The Flame, perhaps more than anything, demonstrates how Cohen’s creative energy burned brightly until his last breath. “Writing was his reason for being,” Cohen’s son Adam wrote in the book’s foreword. “His truest purpose.” For Faggen, who was tasked with organizing The Flame and identifying final versions of drafts Cohen had sent him, the honor of serving as his poetry handler was enormous. So was the responsibility he felt to not only Cohen’s legacy, but his fans’ expectations.
A wonderful friendship
And yet more than Leonard Cohen the writer, Faggen will remember and miss Leonard Cohen the friend. Faggen was one of the few people regularly around Cohen during his final years. They had dinner the night before he died.

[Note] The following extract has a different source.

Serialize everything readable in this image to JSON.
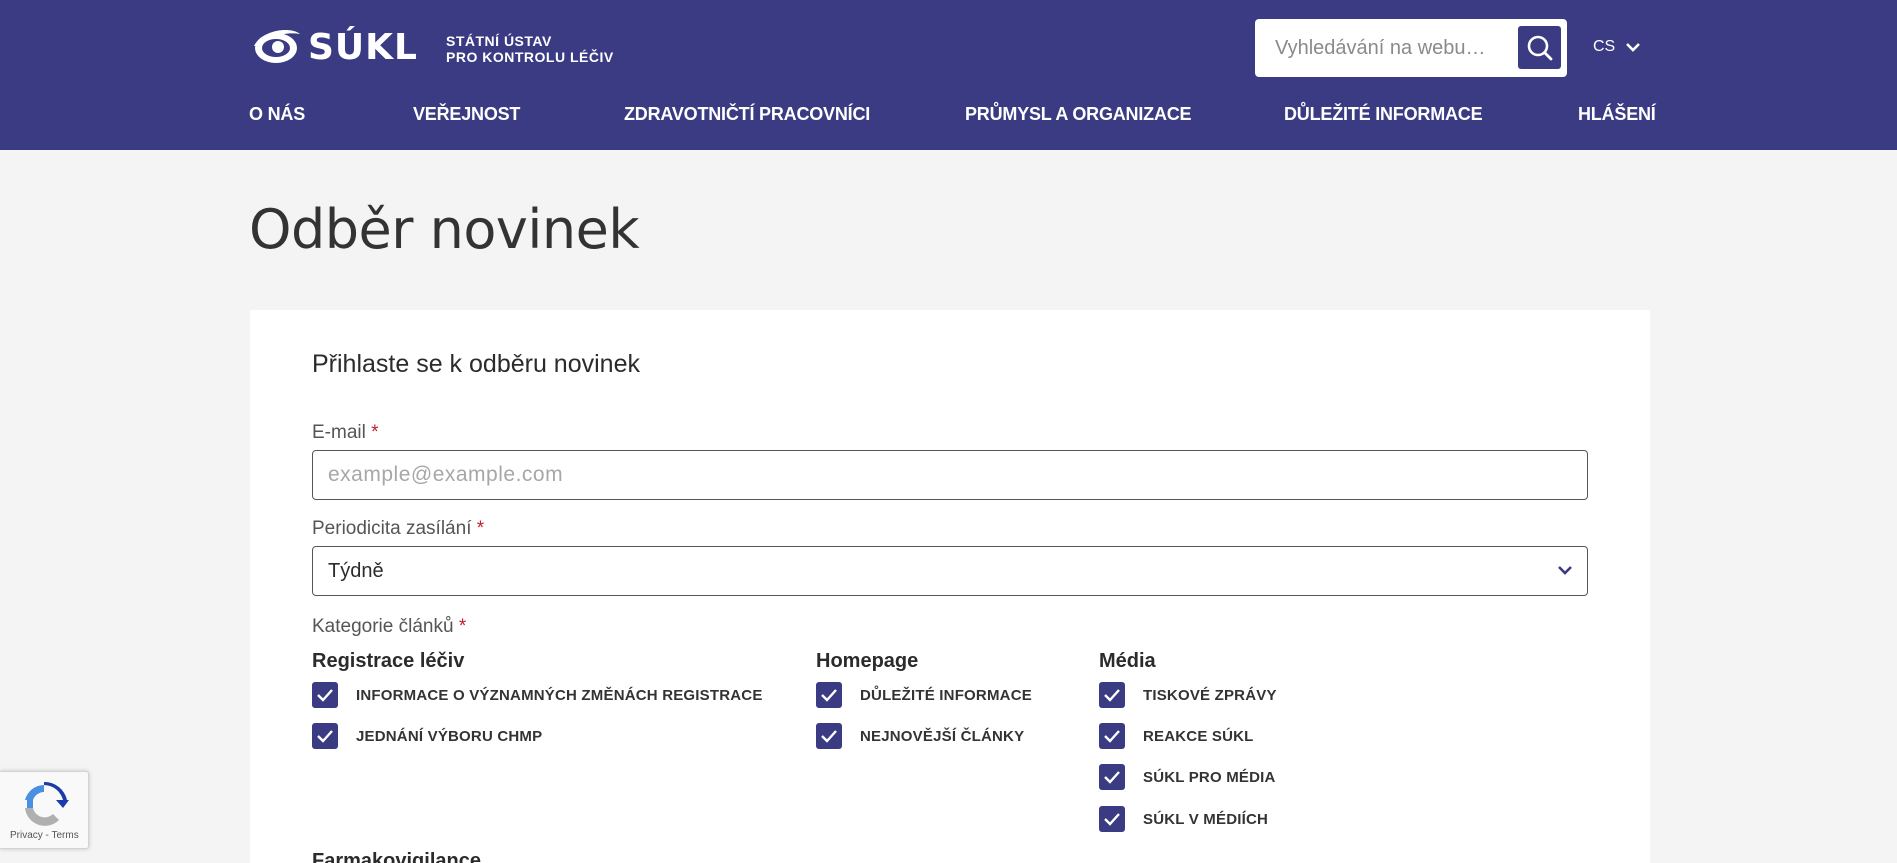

Faggen saw the worst of his companion’s pain and the best of his enduring artistry. They were both aware that he was dying—few people knew that Cohen had cancer; he died at age 82 after a fall at his home in the middle of the night—but it didn’t change how they approached their friendship.
If Faggen is resolute about anything, it is to emphasize that he was never a caretaker to Cohen. Sure, they talked about his medical maladies, but other people looked after Cohen’s health. As some private, final texts between the pair reveal, the two friends shared a relaxed, almost familial bond rooted in the best of the human spirit.
“It was a wonderful friendship,” Faggen said. They were confidants. Buddies. Guys who could “shoot the bull” with one another. Everything was on the table. And on the best nights, you can be sure there was a bottle of good whiskey there, too.